The Vicious Cycle of Micromanagement

The Vicious Cycle of Micromanagement

©iStock.com/Shelly Perry

Q: My 14-year-old son started public high school this year and immediately fell into his old bad habits. He’s intelligent and capable of making consistently excellent grades, but he often does less than he’s capable of. He also tends to wait until the last minute before he begins something like a book report. I’m on the school website every day, keeping up with his assignments and then making sure he does them. I’ve been doing this since he was in the third grade. He obviously doesn’t like it, but if I don’t, I’m afraid of what will happen. When I try to talk to him about the problem, he tells me he’s OK, everything is fine and I need to back off. He’s a good kid who’s liked by his teachers and peers and can do exemplary work when he wants to. How can I motivate him?

A: Your son may have developed some bad habits, but so have you. Unfortunately, neither of you can see that your respective bad habits are playing off each other’s and have created a vicious cycle. Your son does less than he’s capable of, you micromanage, he responds by doing less than he’s capable of and you respond with more micromanaging. And around and around you go.

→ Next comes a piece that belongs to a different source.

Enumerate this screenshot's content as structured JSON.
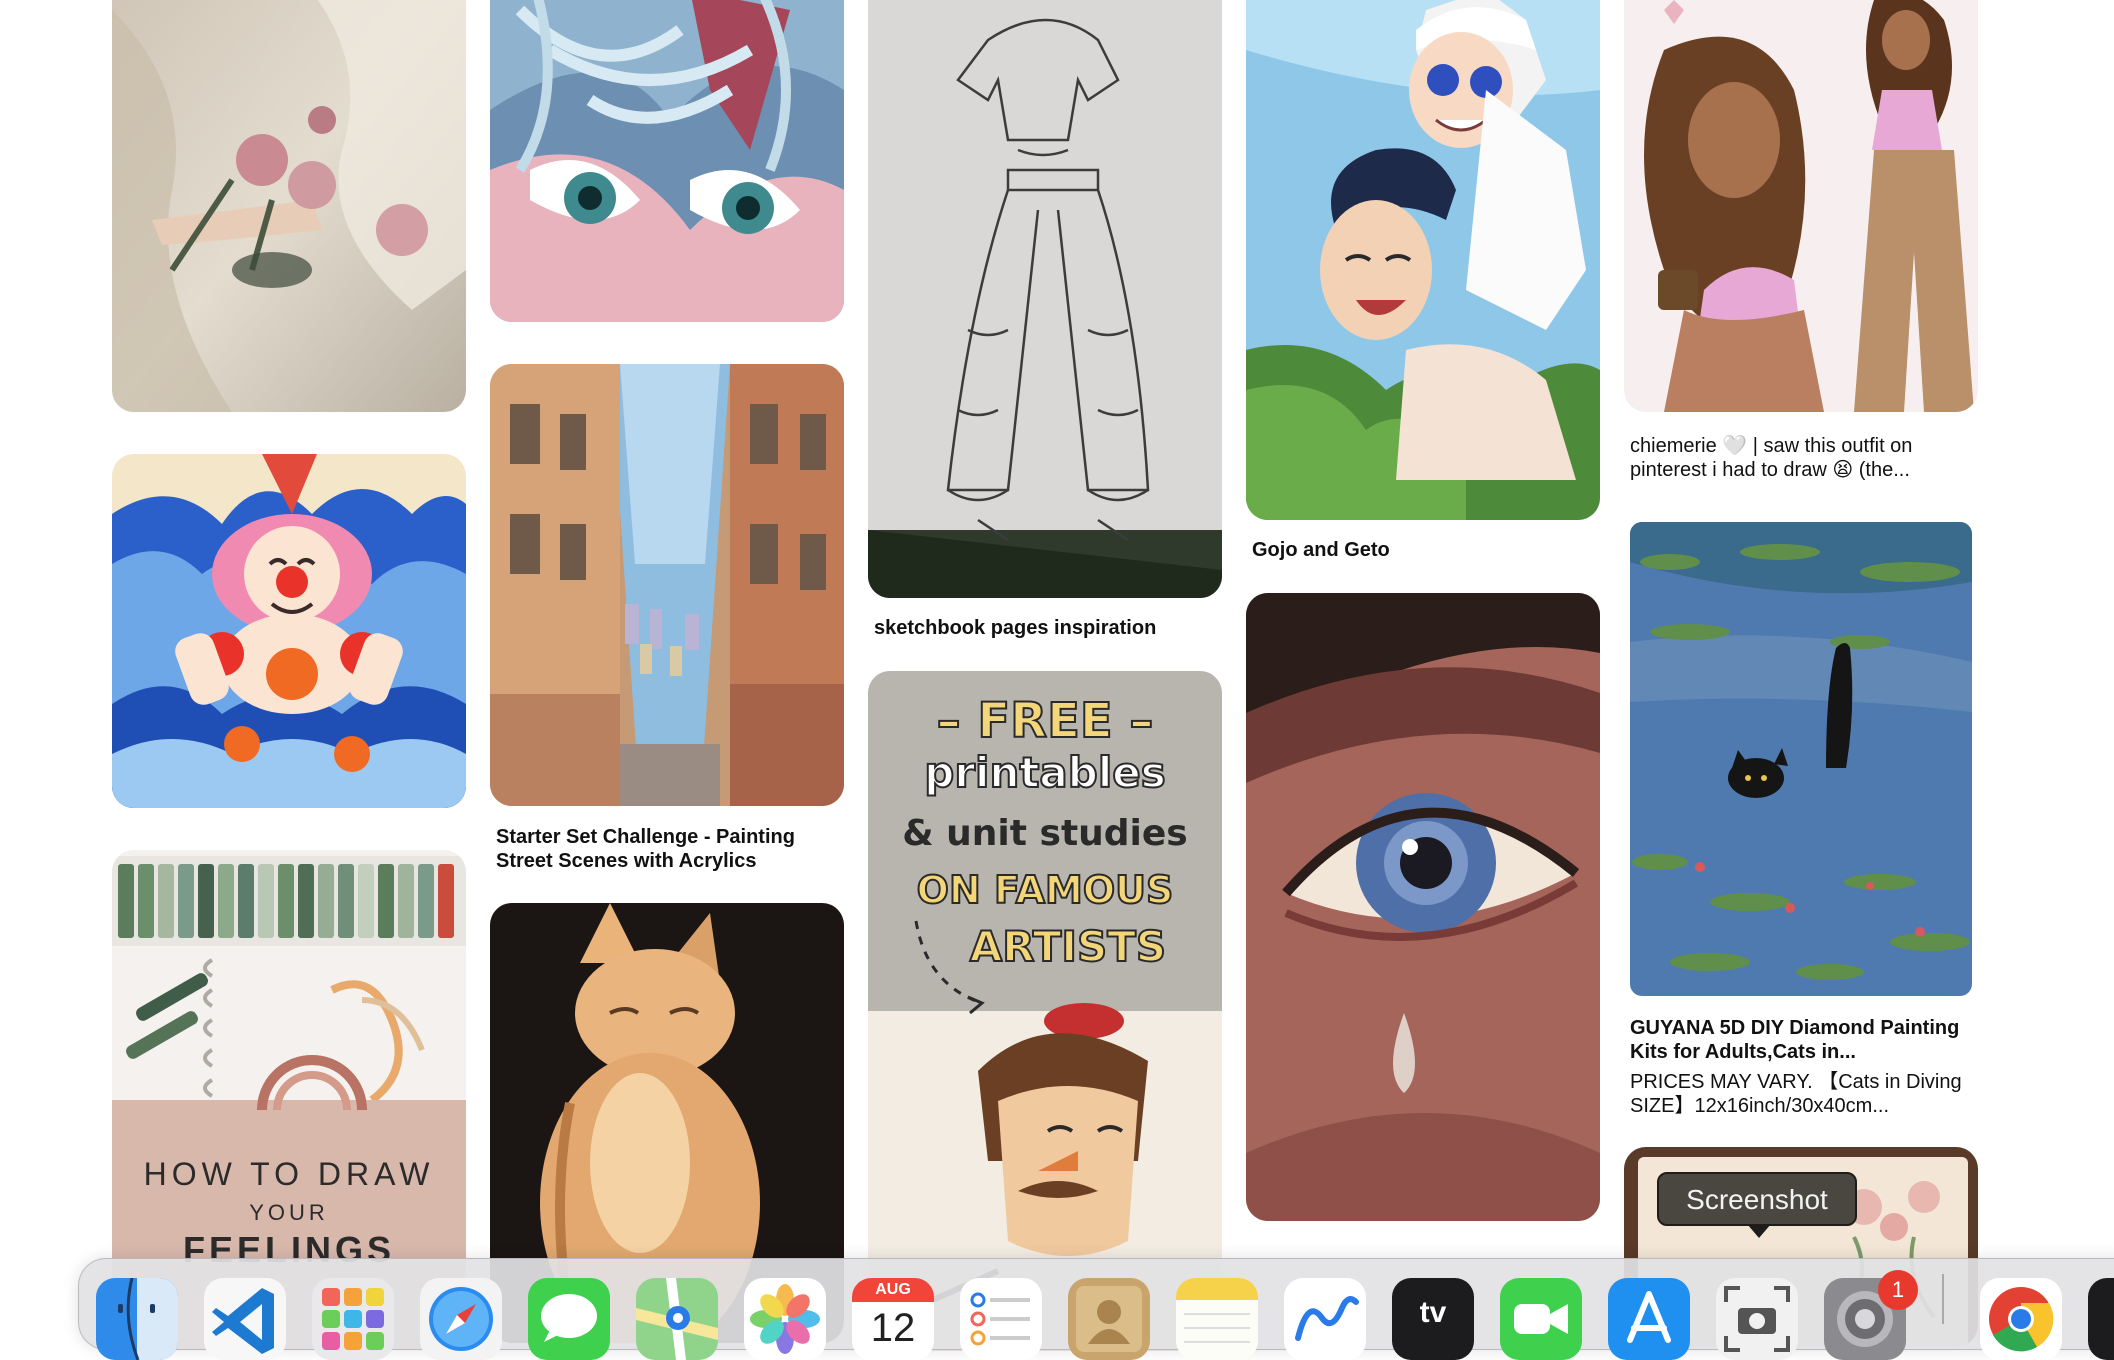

The two of you have been engaged in this dance for six, now going on seven, years. During this time, nothing has changed. Is there any possibility that more micromanagement on your part is going to suddenly accomplish what six years of it has not accomplished? The answer is no.

Micromanagement is self-fulfilling. Invariably, it stimulates push-back. The recipient retaliates against the violation of his autonomy by passively frustrating the manager’s attempts to improve his performance. This causes the manager to double down, resulting in more push-back, spurring more micromanaging and so on.

Your son has told you what you need to do — back off. He’s intelligent, capable, and like all too many of his peers, has figured out how to make adequate grades with minimal effort. You can take away privileges if his achievement falls below a certain level, but that’s not going to work unless you back off completely. Stop checking the school website; stop checking behind him; stop nagging. Leave him to his own devices.

You’re not describing a child who’s going to crash and burn, drop out of school and wind up homeless or in prison. My experience leads me to predict that when you back off, his school achievement will slowly improve — slowly being the operative word. You’re probably going to have to accept that he’s going to continue underachieving (while still making decent grades) until he finds coursework that presents him with a rewarding challenge.

In the meantime, your relationship with him will greatly improve. Can you accept a less-than-perfect outcome?